There are other items in the TODO file. These are just the main, big issues that I think matter the most and I'd like to address them in a v3 rewrite.

Development branches will look like this:

  • v2: Current master will be branched to "v2", which will track the stable current version.

    • That branch will build with both the current setup.py system and Bazel.

    • Fixes will be implemented on that branch where possible, and merged to v3.

  • master: Current master will become v3.

    • Only the Bazel build will be supported on that branch.

Any comments appreciated.

Appendix

More core ideas for v3 that came about during discussions after the fact.

Customizable Booking

For transfer lots with cost basis… an idea would be to create a new kind of hook, one that is registered from a plugin, e.g. a callback of yours invoked by the booking code itself, and whose results applied to a transaction are immediately reflected on the state of the affected inventories. Maybe this is the right place to provide custom algorithms so that their impact is affecting the subsequent inventories correctly and immediately. Now, imagine generalizing this further to provide and implement all of the current booking mechanisms that are currently built in the core. Call this "customizable booking." (thread).

Ugly Little Things

  • print_entry() uses buffering that makes it impossible to use regular print() interspersed with the regular stdout without providing file= option. Fix this, make this regular instead, that's just annoying, just print to regular stdout.

  • The default format for __str__ for inventories puts () around the rendering. When there's a single position, that looks like a negative number. That's dumb. Use {} instead, or something else.

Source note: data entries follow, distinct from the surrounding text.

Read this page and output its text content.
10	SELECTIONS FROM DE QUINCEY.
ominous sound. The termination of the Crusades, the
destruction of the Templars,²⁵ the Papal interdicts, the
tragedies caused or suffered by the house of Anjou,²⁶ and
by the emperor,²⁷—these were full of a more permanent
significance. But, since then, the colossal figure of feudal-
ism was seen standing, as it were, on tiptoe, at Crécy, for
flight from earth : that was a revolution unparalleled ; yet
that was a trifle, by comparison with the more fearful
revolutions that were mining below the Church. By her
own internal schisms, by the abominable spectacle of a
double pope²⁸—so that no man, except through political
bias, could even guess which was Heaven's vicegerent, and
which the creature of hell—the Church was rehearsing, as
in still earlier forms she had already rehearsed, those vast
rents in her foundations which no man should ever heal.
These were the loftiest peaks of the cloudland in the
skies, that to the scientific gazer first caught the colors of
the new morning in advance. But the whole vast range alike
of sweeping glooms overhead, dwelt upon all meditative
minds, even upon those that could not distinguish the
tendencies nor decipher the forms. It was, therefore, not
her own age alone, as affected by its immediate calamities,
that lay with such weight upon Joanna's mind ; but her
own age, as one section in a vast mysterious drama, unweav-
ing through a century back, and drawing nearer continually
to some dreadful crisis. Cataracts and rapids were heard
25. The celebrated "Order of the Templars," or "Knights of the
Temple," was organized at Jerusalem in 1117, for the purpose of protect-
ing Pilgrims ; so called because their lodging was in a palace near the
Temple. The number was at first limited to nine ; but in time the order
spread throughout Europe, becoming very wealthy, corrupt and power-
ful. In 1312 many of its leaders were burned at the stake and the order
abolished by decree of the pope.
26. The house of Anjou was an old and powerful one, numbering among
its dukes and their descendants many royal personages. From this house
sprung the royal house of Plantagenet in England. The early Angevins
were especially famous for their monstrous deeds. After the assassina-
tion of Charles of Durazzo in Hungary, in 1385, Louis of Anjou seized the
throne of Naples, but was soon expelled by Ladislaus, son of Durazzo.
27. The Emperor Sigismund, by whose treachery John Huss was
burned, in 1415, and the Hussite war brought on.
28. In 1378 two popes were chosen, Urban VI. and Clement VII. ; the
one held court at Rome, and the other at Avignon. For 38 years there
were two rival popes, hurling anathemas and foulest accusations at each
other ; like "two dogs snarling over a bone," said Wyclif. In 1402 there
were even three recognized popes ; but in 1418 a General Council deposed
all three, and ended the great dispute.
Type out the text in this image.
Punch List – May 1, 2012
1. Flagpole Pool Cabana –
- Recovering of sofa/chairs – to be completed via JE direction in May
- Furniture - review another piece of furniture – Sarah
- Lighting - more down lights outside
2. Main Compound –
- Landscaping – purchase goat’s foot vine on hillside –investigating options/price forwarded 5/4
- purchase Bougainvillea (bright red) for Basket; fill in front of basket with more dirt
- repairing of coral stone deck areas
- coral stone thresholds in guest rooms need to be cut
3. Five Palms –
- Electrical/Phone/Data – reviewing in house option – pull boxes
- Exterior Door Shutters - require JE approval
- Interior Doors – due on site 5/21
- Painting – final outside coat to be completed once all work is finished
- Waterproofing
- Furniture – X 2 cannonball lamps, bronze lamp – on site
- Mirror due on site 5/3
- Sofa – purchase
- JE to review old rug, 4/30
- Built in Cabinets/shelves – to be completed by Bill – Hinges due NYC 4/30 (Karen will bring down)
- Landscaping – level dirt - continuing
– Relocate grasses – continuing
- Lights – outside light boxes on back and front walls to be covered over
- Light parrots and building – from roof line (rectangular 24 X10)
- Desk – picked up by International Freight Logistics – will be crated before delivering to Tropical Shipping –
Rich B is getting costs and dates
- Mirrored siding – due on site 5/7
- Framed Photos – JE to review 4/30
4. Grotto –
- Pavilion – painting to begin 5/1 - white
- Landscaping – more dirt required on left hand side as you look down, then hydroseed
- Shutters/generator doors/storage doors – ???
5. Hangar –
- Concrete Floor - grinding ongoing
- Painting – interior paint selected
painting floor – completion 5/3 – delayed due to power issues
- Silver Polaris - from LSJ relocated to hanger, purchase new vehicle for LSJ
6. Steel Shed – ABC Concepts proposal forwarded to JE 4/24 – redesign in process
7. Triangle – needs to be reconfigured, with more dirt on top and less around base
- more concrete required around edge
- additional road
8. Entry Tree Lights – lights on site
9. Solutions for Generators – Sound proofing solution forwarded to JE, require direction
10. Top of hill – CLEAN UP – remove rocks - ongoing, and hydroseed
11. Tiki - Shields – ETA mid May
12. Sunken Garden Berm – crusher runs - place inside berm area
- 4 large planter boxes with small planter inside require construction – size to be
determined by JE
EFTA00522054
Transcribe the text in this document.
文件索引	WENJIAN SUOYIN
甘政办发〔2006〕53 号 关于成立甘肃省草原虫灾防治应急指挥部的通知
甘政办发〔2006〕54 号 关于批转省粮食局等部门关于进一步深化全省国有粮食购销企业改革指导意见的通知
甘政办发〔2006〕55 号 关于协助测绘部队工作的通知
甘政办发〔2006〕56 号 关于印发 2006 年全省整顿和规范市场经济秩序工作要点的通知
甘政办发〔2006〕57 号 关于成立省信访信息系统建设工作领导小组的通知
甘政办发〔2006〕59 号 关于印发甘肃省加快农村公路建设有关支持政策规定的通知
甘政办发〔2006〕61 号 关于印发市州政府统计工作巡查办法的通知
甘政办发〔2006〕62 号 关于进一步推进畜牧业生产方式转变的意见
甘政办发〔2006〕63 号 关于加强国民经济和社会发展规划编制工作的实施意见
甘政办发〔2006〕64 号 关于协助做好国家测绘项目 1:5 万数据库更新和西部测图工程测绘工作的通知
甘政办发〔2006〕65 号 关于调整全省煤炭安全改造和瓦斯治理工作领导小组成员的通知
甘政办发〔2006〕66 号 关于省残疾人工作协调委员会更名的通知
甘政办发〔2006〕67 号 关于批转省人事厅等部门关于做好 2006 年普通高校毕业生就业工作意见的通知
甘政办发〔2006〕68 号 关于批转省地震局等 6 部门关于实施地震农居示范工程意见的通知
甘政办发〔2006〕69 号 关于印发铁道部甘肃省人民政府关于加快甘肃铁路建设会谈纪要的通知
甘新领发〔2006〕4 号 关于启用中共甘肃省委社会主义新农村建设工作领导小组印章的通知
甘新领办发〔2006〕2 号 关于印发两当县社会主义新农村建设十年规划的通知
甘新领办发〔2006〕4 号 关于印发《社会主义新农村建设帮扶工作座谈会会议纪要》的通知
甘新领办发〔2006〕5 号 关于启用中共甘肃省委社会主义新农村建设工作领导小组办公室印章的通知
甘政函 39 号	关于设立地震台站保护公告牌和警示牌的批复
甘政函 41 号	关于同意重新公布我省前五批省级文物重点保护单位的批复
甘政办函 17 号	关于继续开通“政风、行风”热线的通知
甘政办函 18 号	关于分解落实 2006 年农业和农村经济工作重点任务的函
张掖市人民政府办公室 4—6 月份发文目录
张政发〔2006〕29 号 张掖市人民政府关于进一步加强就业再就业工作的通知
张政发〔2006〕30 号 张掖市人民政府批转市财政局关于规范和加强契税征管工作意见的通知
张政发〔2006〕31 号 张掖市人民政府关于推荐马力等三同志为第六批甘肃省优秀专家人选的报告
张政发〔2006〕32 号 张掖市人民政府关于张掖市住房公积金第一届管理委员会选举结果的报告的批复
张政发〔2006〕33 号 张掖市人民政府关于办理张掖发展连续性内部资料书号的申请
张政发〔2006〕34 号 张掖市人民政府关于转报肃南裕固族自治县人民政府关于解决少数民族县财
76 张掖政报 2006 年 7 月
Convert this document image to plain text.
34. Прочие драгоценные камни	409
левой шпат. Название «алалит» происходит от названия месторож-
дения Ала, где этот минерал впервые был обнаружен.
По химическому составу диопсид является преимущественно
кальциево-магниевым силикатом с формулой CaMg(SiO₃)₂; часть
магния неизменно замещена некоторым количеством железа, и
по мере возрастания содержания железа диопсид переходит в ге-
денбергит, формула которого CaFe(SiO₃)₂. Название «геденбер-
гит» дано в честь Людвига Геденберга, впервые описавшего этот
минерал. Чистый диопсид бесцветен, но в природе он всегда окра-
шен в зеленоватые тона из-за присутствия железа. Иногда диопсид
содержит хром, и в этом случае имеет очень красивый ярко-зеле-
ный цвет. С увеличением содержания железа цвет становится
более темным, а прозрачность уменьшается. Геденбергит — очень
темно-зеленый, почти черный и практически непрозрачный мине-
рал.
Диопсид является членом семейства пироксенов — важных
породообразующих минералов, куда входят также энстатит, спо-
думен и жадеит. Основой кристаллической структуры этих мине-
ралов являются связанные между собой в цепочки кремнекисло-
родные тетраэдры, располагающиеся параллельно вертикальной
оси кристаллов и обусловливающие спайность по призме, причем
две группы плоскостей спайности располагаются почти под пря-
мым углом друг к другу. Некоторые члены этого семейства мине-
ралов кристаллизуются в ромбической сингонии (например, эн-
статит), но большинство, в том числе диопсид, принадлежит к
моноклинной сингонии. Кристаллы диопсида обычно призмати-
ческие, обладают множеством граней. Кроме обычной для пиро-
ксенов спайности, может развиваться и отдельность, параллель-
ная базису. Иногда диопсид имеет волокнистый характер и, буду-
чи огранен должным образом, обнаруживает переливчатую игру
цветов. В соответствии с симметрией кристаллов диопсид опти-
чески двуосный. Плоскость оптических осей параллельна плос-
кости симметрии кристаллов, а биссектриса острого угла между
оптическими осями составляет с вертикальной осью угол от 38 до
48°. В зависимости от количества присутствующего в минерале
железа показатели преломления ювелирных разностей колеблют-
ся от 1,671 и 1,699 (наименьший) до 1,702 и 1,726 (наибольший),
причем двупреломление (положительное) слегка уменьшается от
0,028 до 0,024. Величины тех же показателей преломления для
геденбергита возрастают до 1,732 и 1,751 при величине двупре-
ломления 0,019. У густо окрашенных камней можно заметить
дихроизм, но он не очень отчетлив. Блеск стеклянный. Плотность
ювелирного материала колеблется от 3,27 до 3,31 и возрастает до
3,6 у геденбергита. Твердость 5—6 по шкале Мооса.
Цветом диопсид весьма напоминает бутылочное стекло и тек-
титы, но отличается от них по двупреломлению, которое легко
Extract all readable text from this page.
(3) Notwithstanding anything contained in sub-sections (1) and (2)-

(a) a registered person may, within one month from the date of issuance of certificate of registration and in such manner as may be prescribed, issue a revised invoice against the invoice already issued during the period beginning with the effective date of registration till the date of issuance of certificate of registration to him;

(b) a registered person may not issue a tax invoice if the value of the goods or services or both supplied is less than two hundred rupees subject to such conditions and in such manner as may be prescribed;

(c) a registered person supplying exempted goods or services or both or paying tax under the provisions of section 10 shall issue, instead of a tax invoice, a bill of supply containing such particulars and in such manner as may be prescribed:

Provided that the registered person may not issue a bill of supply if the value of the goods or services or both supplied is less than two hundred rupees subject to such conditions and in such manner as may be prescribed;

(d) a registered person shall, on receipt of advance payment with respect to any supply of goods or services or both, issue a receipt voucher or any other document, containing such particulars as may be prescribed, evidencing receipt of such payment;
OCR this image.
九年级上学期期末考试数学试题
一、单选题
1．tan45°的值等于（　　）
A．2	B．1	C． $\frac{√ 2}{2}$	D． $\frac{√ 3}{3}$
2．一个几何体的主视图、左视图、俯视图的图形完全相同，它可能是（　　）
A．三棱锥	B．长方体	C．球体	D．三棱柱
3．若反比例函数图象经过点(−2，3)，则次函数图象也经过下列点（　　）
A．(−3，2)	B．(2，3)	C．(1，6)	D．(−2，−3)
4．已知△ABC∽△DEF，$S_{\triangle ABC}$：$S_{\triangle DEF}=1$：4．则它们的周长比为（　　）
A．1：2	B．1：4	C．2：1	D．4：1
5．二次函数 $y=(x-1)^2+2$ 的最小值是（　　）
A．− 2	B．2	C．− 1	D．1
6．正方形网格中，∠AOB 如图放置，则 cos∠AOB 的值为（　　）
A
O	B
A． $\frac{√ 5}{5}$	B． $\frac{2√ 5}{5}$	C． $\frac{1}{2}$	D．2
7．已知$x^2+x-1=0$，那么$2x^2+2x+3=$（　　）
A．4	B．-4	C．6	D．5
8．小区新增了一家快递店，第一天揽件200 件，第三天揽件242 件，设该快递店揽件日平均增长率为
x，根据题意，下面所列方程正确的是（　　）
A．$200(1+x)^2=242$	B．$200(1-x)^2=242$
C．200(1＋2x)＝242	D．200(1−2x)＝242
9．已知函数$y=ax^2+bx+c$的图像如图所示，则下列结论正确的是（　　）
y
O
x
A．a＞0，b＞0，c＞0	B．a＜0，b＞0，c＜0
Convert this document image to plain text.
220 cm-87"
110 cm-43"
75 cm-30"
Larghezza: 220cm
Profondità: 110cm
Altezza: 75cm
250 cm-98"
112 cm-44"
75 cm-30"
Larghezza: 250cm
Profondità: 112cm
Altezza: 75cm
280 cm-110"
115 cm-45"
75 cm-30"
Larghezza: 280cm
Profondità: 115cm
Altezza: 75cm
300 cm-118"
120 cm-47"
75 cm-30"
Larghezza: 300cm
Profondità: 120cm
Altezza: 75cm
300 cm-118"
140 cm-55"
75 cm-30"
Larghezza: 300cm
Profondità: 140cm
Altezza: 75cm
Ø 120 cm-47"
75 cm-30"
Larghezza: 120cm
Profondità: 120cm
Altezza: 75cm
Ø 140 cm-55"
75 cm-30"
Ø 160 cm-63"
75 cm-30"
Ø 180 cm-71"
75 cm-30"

  • Add a flag to bean-check to make it run --auto plugins by default. This is great for imported files, which may not have a complete ledger to feed in.

Incremental Booking/ Beancount Server / Emacs Companion

In order to make recomputation fast, the idea of creating a standalone "Beancount server" starts to make sense. The expensive part of the Beancout calculations on a large file is the booking and interpolation. The key to making things fast is thus to keep all the original unprocessed transactions in memory along with the booked and interpolated ones, and on a change, reparse the modified files and scan all the transactions, updating only the ones whose accounts have been affected.

This could be problematic in theory: some plugins may rely on non-local effects in a way that affects what they output. I believe in practice it would work 99% of the time. But I think it may be worth a prototype. On the other hand, v3 may turn out to be fast enough recomputing everything from scratch every single time (my own file went from 4s -> 0.3ms for the parsing stage of the largest file), so maybe this is irrelevant overall.

Such a server would be a perfect companion to a running Emacs. We could build an Emacs mode which communicates with the server.